Banco Mundial: a escalada do conflito entre os EUA e o Irã poderia reduzir o crescimento global para 1,3%
A escalada do conflito militar entre Estados Unidos e Irã pode reacelerar a inflação global para 4,5%, elevar as taxas de juros e reduzir o crescimento da economia mundial para 1,3%, ante 2,9% registrados um ano antes, afirmou o economista-chefe do Banco Mundial, Indermit Gill. Segundo ele, o cenário mais pessimista do Banco Mundial, que prevê hostilidades prolongadas por pelo menos seis meses, já começa a se materializar.
A situação no Oriente Médio se deteriorou após os ataques dos EUA a alvos no sul e no oeste do Irã e a resposta iraniana, que atingiu bases militares americanas no Bahrein, Kuwait e Jordânia. Ao mesmo tempo, as interrupções no tráfego marítimo pelo Estreito de Ormuz e o bloqueio declarado pelos houthis contra embarques sauditas através do Estreito de Bab el-Mandeb ameaçam a segurança alimentar global ao interromper o fluxo de fertilizantes, enxofre e hélio.

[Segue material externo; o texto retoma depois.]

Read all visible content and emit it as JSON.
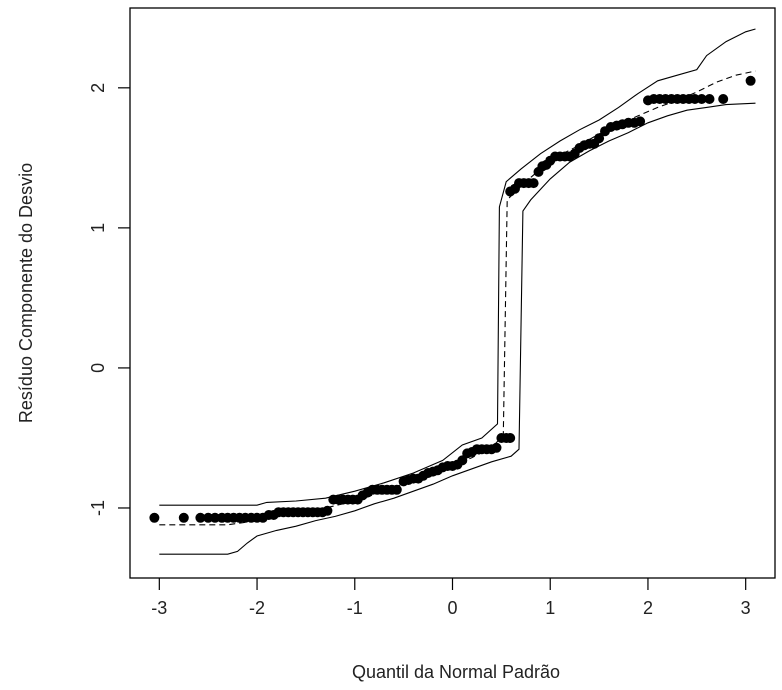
{
  "chart_data": {
    "type": "scatter",
    "title": "",
    "xlabel": "Quantil da Normal Padrão",
    "ylabel": "Resíduo Componente do Desvio",
    "xlim": [
      -3.3,
      3.3
    ],
    "ylim": [
      -1.5,
      2.57
    ],
    "xticks": [
      -3,
      -2,
      -1,
      0,
      1,
      2,
      3
    ],
    "yticks": [
      -1,
      0,
      1,
      2
    ],
    "xtick_labels": [
      "-3",
      "-2",
      "-1",
      "0",
      "1",
      "2",
      "3"
    ],
    "ytick_labels": [
      "-1",
      "0",
      "1",
      "2"
    ],
    "grid": false,
    "legend": "none",
    "point_color": "#000000",
    "line_color": "#000000",
    "points": [
      [
        -3.05,
        -1.07
      ],
      [
        -2.75,
        -1.07
      ],
      [
        -2.58,
        -1.07
      ],
      [
        -2.5,
        -1.07
      ],
      [
        -2.43,
        -1.07
      ],
      [
        -2.36,
        -1.07
      ],
      [
        -2.3,
        -1.07
      ],
      [
        -2.24,
        -1.07
      ],
      [
        -2.18,
        -1.07
      ],
      [
        -2.12,
        -1.07
      ],
      [
        -2.06,
        -1.07
      ],
      [
        -2.0,
        -1.07
      ],
      [
        -1.94,
        -1.07
      ],
      [
        -1.88,
        -1.05
      ],
      [
        -1.83,
        -1.05
      ],
      [
        -1.78,
        -1.03
      ],
      [
        -1.73,
        -1.03
      ],
      [
        -1.68,
        -1.03
      ],
      [
        -1.63,
        -1.03
      ],
      [
        -1.58,
        -1.03
      ],
      [
        -1.53,
        -1.03
      ],
      [
        -1.48,
        -1.03
      ],
      [
        -1.43,
        -1.03
      ],
      [
        -1.38,
        -1.03
      ],
      [
        -1.33,
        -1.03
      ],
      [
        -1.28,
        -1.02
      ],
      [
        -1.22,
        -0.94
      ],
      [
        -1.17,
        -0.94
      ],
      [
        -1.12,
        -0.94
      ],
      [
        -1.07,
        -0.94
      ],
      [
        -1.02,
        -0.94
      ],
      [
        -0.97,
        -0.94
      ],
      [
        -0.92,
        -0.91
      ],
      [
        -0.87,
        -0.89
      ],
      [
        -0.82,
        -0.87
      ],
      [
        -0.77,
        -0.87
      ],
      [
        -0.72,
        -0.87
      ],
      [
        -0.67,
        -0.87
      ],
      [
        -0.62,
        -0.87
      ],
      [
        -0.57,
        -0.87
      ],
      [
        -0.5,
        -0.81
      ],
      [
        -0.45,
        -0.8
      ],
      [
        -0.4,
        -0.79
      ],
      [
        -0.35,
        -0.79
      ],
      [
        -0.3,
        -0.77
      ],
      [
        -0.25,
        -0.75
      ],
      [
        -0.2,
        -0.74
      ],
      [
        -0.15,
        -0.73
      ],
      [
        -0.1,
        -0.71
      ],
      [
        -0.05,
        -0.7
      ],
      [
        0.0,
        -0.7
      ],
      [
        0.05,
        -0.69
      ],
      [
        0.1,
        -0.66
      ],
      [
        0.15,
        -0.61
      ],
      [
        0.2,
        -0.6
      ],
      [
        0.25,
        -0.58
      ],
      [
        0.3,
        -0.58
      ],
      [
        0.35,
        -0.58
      ],
      [
        0.4,
        -0.58
      ],
      [
        0.45,
        -0.57
      ],
      [
        0.5,
        -0.5
      ],
      [
        0.55,
        -0.5
      ],
      [
        0.59,
        -0.5
      ],
      [
        0.59,
        1.26
      ],
      [
        0.64,
        1.28
      ],
      [
        0.68,
        1.32
      ],
      [
        0.73,
        1.32
      ],
      [
        0.78,
        1.32
      ],
      [
        0.83,
        1.32
      ],
      [
        0.88,
        1.4
      ],
      [
        0.92,
        1.44
      ],
      [
        0.96,
        1.45
      ],
      [
        1.0,
        1.48
      ],
      [
        1.05,
        1.51
      ],
      [
        1.1,
        1.51
      ],
      [
        1.15,
        1.51
      ],
      [
        1.2,
        1.51
      ],
      [
        1.25,
        1.53
      ],
      [
        1.3,
        1.57
      ],
      [
        1.35,
        1.59
      ],
      [
        1.4,
        1.6
      ],
      [
        1.45,
        1.6
      ],
      [
        1.5,
        1.64
      ],
      [
        1.56,
        1.69
      ],
      [
        1.62,
        1.72
      ],
      [
        1.68,
        1.73
      ],
      [
        1.74,
        1.74
      ],
      [
        1.8,
        1.75
      ],
      [
        1.86,
        1.75
      ],
      [
        1.92,
        1.76
      ],
      [
        2.0,
        1.91
      ],
      [
        2.06,
        1.92
      ],
      [
        2.12,
        1.92
      ],
      [
        2.18,
        1.92
      ],
      [
        2.24,
        1.92
      ],
      [
        2.3,
        1.92
      ],
      [
        2.36,
        1.92
      ],
      [
        2.42,
        1.92
      ],
      [
        2.48,
        1.92
      ],
      [
        2.55,
        1.92
      ],
      [
        2.63,
        1.92
      ],
      [
        2.77,
        1.92
      ],
      [
        3.05,
        2.05
      ]
    ],
    "envelope_lower": [
      [
        -3.0,
        -1.33
      ],
      [
        -2.3,
        -1.33
      ],
      [
        -2.2,
        -1.31
      ],
      [
        -2.1,
        -1.25
      ],
      [
        -2.0,
        -1.2
      ],
      [
        -1.8,
        -1.16
      ],
      [
        -1.6,
        -1.13
      ],
      [
        -1.4,
        -1.09
      ],
      [
        -1.2,
        -1.06
      ],
      [
        -1.0,
        -1.02
      ],
      [
        -0.8,
        -0.97
      ],
      [
        -0.6,
        -0.93
      ],
      [
        -0.4,
        -0.88
      ],
      [
        -0.2,
        -0.83
      ],
      [
        0.0,
        -0.77
      ],
      [
        0.2,
        -0.72
      ],
      [
        0.4,
        -0.67
      ],
      [
        0.6,
        -0.63
      ],
      [
        0.68,
        -0.58
      ],
      [
        0.72,
        1.12
      ],
      [
        0.8,
        1.2
      ],
      [
        1.0,
        1.35
      ],
      [
        1.2,
        1.47
      ],
      [
        1.4,
        1.55
      ],
      [
        1.6,
        1.62
      ],
      [
        1.8,
        1.68
      ],
      [
        2.0,
        1.75
      ],
      [
        2.2,
        1.8
      ],
      [
        2.4,
        1.84
      ],
      [
        2.6,
        1.86
      ],
      [
        2.8,
        1.88
      ],
      [
        3.1,
        1.89
      ]
    ],
    "envelope_median": [
      [
        -3.0,
        -1.12
      ],
      [
        -2.3,
        -1.12
      ],
      [
        -2.1,
        -1.1
      ],
      [
        -1.9,
        -1.07
      ],
      [
        -1.6,
        -1.04
      ],
      [
        -1.3,
        -1.0
      ],
      [
        -1.0,
        -0.95
      ],
      [
        -0.7,
        -0.88
      ],
      [
        -0.4,
        -0.8
      ],
      [
        -0.1,
        -0.73
      ],
      [
        0.2,
        -0.64
      ],
      [
        0.4,
        -0.57
      ],
      [
        0.52,
        -0.48
      ],
      [
        0.56,
        1.2
      ],
      [
        0.7,
        1.3
      ],
      [
        0.9,
        1.42
      ],
      [
        1.1,
        1.52
      ],
      [
        1.3,
        1.59
      ],
      [
        1.5,
        1.67
      ],
      [
        1.7,
        1.74
      ],
      [
        1.9,
        1.8
      ],
      [
        2.1,
        1.86
      ],
      [
        2.3,
        1.91
      ],
      [
        2.5,
        1.97
      ],
      [
        2.7,
        2.04
      ],
      [
        2.9,
        2.09
      ],
      [
        3.1,
        2.12
      ]
    ],
    "envelope_upper": [
      [
        -3.0,
        -0.98
      ],
      [
        -2.0,
        -0.98
      ],
      [
        -1.9,
        -0.96
      ],
      [
        -1.6,
        -0.95
      ],
      [
        -1.3,
        -0.93
      ],
      [
        -1.0,
        -0.88
      ],
      [
        -0.7,
        -0.82
      ],
      [
        -0.4,
        -0.75
      ],
      [
        -0.1,
        -0.66
      ],
      [
        0.1,
        -0.55
      ],
      [
        0.3,
        -0.5
      ],
      [
        0.46,
        -0.4
      ],
      [
        0.48,
        1.15
      ],
      [
        0.55,
        1.33
      ],
      [
        0.7,
        1.42
      ],
      [
        0.9,
        1.53
      ],
      [
        1.1,
        1.62
      ],
      [
        1.3,
        1.7
      ],
      [
        1.5,
        1.77
      ],
      [
        1.7,
        1.86
      ],
      [
        1.9,
        1.96
      ],
      [
        2.1,
        2.05
      ],
      [
        2.3,
        2.09
      ],
      [
        2.5,
        2.13
      ],
      [
        2.6,
        2.23
      ],
      [
        2.8,
        2.33
      ],
      [
        3.0,
        2.4
      ],
      [
        3.1,
        2.42
      ]
    ]
  }
}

Os países mais pobres e com maior nível de endividamento devem ser os mais afetados, enquanto as maiores economias do mundo — Estados Unidos, China e Índia — tendem a sofrer impactos relativamente menores. Em 2025, a relação média entre dívida pública e PIB dos países em desenvolvimento subiu para 74%, ante cerca de 50% a 55% no período pré-pandemia. Atualmente, aproximadamente 40% das economias de baixa e média renda já enfrentam crises de endividamento. Um provável aumento das taxas de juros obrigará muitos desses países a reduzir gastos em áreas essenciais, como saúde e educação.
Gill descreveu a crise em curso como um desastre anunciado em câmera lenta. Os sinais de tensão financeira já começam a aparecer. O Paquistão solicitou aos Estados Unidos uma linha de estabilização cambial de US$ 10 bilhões, enquanto diversos outros países recorreram ao FMI para ampliar seus limites de financiamento.
Apesar do cenário adverso, Gill apontou a inteligência artificial como o único fator positivo para os países em desenvolvimento. Segundo ele, a automação deverá afetar apenas cerca de 10% da força de trabalho nessas economias, em comparação com 30% a 40% nas economias avançadas. Ainda assim, os benefícios mais significativos dessa tecnologia provavelmente só serão percebidos após o fim da década atual.